The latest findings from Dell’Oro Group highlight a telecom industry navigating stability, efficiency, and transformation as operators balance near-term caution with long-term ambitions driven by AI and cloud technologies. Here are 10 key facts defining the global telecom capex.
Stefan Pongratz, Vice President at Dell’Oro Group, said: “Telecom operators remain optimistic about the long-term network vision, particularly as AI drives new demand, but in the short term they are taking a more cautious stance, with many planning to moderate Capex.”
1. Telecom Capex Remained Flat in 2025
Global telecom investments showed no growth in 2025, with capital expenditure across around 50 major service providers – representing nearly 80 percent of worldwide spending – remaining flat in nominal USD terms.
2. Industry Enters a Phase of Spending Discipline
The flat capex trend signals a strategic pause as operators shift focus from aggressive expansion to optimizing existing infrastructure and improving returns.
3. Capex and Equipment Revenue Relationship Stayed Stable
Spending patterns across key segments such as Broadband Access, Optical Transport, Mobile Core Network, Radio Access Network, and routers and switches maintained a stable correlation between operator investments and vendor revenues.
4. Equipment Revenue Grew 4 Percent Year-over-Year
Despite flat capex, telecom equipment manufacturers recorded a 4 percent increase in revenue in 2025, indicating resilient demand for network technologies.
5. Cloud Providers Drove Nearly Half of Equipment Growth
Hyperscale cloud companies played a critical role, contributing around 50 percent of the total growth in telecom equipment revenue, reinforcing their expanding influence in network infrastructure.
6. Operators Show Long-Term Optimism with Short-Term Caution
According to Dell’Oro Group, telecom operators remain confident about future network demand, especially with AI-driven use cases, but are currently moderating spending due to limited near-term visibility.
7. Telecom Capex Expected to Decline in 2026
Global telecom capex is forecast to drop by 2 percent in 2026, reflecting continued cautious investment strategies across major markets.

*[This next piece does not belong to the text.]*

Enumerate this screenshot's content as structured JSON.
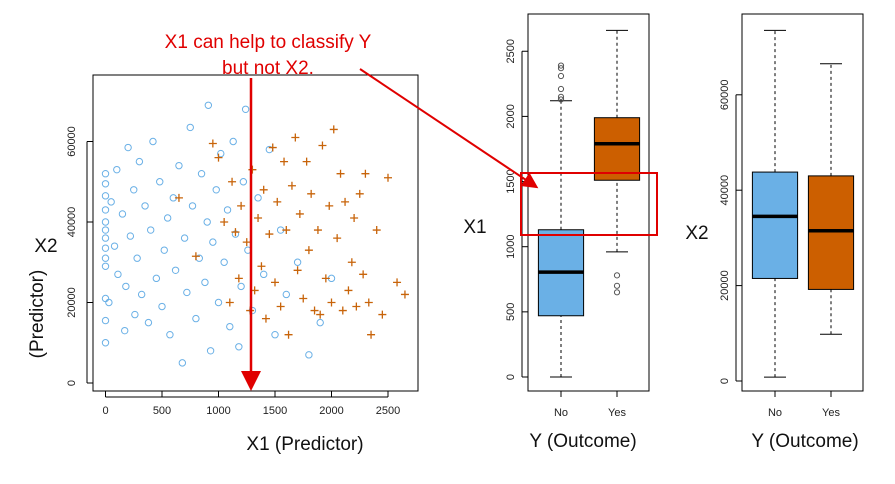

8. Modest Growth Outlook Through 2030
From 2026 to 2030, telecom investments are projected to grow at a slow 1 percent compound annual growth rate, indicating a more mature and controlled spending cycle.
9. Capex-to-Revenue Ratio to Reach 14 Percent
With carrier revenues expected to grow at around 2 percent CAGR, the capex-to-revenue ratio is projected to approach 14 percent by 2029, highlighting improved capital efficiency.
10. Wireless Capital Intensity Declines Post-5G Peak
Wireless investment intensity is set to fall to approximately 11 percent by 2029, down seven percentage points from peak 5G levels, signaling a shift from network buildout to monetization and service innovation.
Strategic Outlook: AI and Cloud Reshape Telecom Investments
The telecom industry is transitioning from heavy infrastructure spending to a more strategic investment model centered on AI, cloud integration, and operational efficiency. While short-term capex growth remains constrained, long-term opportunities tied to intelligent networks and digital services continue to drive optimism across the sector.